Cycle to Work

Page may contain affiliate links. Please see terms for details.
One downside of the C2W scheme, or indeed any salary sacrifice scheme, is that it can have an impact, albeit it small, on your pension.

It never used to be a problem at all for those under a final salary pension scheme, just don’t take out anything in your last year or two. However many have moved over to a career average scheme where any salary sacrifice will have an impact.
 
OP
OP
A

Alex1982

Über Member
Location
Scotland
All sorted.

“Commuting” TT bike ordered
 

PaulSB

Squire
The C2W scheme is outrageously unfair and as this thread demonstrates, open to serious abuse. This is not a criticism of the OP but of this not fit for purpose scheme. It is simply wrong, immoral that individuals who wish to spend £0000s on a bike get help in this manner when such help is denied to others.

I'm very much in favour of supporting those who need bikes to commute. Support for those who wish to buy recreational bikes should either be extended to all cyclists or abolished. The scheme is broken and should be abandoned in favour of a new scheme which is not open to such obvious abuse.

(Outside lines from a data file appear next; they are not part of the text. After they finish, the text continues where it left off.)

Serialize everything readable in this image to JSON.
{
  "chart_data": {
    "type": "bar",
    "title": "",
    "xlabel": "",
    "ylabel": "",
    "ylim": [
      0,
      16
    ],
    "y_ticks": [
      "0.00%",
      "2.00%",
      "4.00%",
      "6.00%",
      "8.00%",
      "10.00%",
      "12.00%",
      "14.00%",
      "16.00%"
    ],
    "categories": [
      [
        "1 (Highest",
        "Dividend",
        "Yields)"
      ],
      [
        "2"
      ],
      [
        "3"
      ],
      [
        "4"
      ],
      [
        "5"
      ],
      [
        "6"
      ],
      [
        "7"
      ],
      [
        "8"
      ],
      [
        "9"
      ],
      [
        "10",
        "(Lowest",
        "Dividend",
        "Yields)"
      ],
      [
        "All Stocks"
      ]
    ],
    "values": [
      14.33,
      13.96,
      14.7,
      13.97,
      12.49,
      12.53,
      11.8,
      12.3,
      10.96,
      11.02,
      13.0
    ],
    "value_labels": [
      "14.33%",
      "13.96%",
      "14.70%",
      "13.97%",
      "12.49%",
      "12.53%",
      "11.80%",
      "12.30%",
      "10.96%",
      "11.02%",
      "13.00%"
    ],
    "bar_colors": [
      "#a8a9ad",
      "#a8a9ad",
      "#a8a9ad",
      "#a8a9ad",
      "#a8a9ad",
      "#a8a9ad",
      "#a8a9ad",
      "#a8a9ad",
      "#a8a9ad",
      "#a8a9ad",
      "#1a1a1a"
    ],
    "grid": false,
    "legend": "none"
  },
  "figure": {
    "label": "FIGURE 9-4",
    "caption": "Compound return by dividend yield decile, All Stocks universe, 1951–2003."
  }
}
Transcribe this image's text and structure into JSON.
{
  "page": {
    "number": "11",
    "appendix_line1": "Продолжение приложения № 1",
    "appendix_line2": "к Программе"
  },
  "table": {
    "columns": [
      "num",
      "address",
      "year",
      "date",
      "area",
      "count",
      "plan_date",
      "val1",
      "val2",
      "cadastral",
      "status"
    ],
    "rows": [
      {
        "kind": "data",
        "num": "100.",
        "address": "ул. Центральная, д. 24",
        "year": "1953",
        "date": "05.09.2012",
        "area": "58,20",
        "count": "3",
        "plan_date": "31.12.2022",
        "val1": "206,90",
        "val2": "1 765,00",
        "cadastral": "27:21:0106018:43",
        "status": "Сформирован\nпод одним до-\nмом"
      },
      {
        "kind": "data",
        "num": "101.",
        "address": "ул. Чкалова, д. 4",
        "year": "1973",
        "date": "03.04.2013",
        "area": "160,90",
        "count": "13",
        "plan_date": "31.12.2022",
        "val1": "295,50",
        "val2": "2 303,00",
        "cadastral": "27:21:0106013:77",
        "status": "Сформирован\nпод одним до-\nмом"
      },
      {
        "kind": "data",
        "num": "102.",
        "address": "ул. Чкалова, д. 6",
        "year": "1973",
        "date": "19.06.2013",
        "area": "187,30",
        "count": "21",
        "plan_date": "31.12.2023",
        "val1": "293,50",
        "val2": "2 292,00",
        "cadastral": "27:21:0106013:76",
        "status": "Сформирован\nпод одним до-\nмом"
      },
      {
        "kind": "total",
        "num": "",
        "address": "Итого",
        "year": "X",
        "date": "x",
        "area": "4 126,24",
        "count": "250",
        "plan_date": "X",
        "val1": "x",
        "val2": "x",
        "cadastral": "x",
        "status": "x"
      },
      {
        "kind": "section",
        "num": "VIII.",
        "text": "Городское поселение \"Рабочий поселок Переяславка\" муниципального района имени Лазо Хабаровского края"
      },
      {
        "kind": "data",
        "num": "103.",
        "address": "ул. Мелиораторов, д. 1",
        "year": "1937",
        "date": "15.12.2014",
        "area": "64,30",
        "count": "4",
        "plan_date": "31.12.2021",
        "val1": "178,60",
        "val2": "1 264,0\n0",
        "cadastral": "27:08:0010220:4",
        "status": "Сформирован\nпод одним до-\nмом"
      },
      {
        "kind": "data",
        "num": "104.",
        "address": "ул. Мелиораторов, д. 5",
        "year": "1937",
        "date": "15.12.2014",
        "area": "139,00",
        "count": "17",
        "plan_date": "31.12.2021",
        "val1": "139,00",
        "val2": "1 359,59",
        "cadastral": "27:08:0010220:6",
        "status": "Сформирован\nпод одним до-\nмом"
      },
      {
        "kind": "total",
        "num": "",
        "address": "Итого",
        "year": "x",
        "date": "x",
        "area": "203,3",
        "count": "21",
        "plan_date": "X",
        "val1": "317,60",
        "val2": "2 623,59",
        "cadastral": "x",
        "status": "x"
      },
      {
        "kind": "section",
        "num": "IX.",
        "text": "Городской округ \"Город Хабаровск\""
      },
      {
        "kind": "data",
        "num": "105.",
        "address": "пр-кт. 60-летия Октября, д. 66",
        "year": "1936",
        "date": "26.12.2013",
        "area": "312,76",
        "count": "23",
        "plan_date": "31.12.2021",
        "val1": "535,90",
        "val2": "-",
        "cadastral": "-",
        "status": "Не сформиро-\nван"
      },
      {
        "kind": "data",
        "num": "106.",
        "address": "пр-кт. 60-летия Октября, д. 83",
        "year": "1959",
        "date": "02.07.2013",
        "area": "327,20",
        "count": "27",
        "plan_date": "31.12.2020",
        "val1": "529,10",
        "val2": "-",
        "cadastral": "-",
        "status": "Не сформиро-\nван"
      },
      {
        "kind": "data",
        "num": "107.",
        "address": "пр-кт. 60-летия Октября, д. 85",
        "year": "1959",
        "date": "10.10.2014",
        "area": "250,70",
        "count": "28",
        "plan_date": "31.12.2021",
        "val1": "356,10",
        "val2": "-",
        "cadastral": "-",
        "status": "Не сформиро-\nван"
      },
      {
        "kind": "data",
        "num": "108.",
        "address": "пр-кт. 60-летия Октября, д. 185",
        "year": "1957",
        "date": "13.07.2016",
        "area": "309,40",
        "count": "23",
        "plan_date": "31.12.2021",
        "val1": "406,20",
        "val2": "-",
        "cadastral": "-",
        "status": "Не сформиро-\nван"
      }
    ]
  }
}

Why should some who is recreational cyclist be denied financial support to purchase a bike?
 
Last edited:
I agree, however I am aware some local authorities offer an assistance scheme in the form of e motorcycles to help those can’t use public transport to get to work. It’s like a free hire/loan arrangement involving public subsidy. That said I have never met anyone who qualified and had one.
 

Dogtrousers

Lefty tighty. Get it righty.
The C2W scheme is outrageously unfair and as this thread demonstrates, open to serious abuse. This is not a criticism of the OP but of this not fit for purpose scheme.

It is simply wrong, immoral that individuals who wish to spend £0000s on a bike get help in this manner when such help is denied to others.

I'm very much in favour of supporting those who need bikes to commute. Support for those who wish to buy recreational bikes should either be extended to all cyclists or abolished.

The scheme is broken and should be abandoned in favour of a new scheme which is not open to such obvious abuse.

Why should some who is recreational cyclist be denied financial support to purchase a bike?

I agree that it's open to abuse, but not that it's unfair. It's not the case that support for buying bikes for recreational use is denied to recreational cyclists. It's denied to everyone. It's just that some people can abuse the scheme to get it.

I can't see any case at all for it it be extended to all cyclists. It has a very specific remit: to encourage people to cycle to work, as per the name.

Maybe they view the inevitable abuse as just an incidental cost of achieving their aim, which is getting people cycling to work. Maybe they've factored it in and decided it's acceptable as long as it gets some people cycling to work. Maybe, maybe not.

It's not unfair. In the same way that it's not unfair that my local shop doesn't have security scanners on the doors with the result that some people can nick tins of beans, while I pay for them. Waaah, where are my free beans? No fair!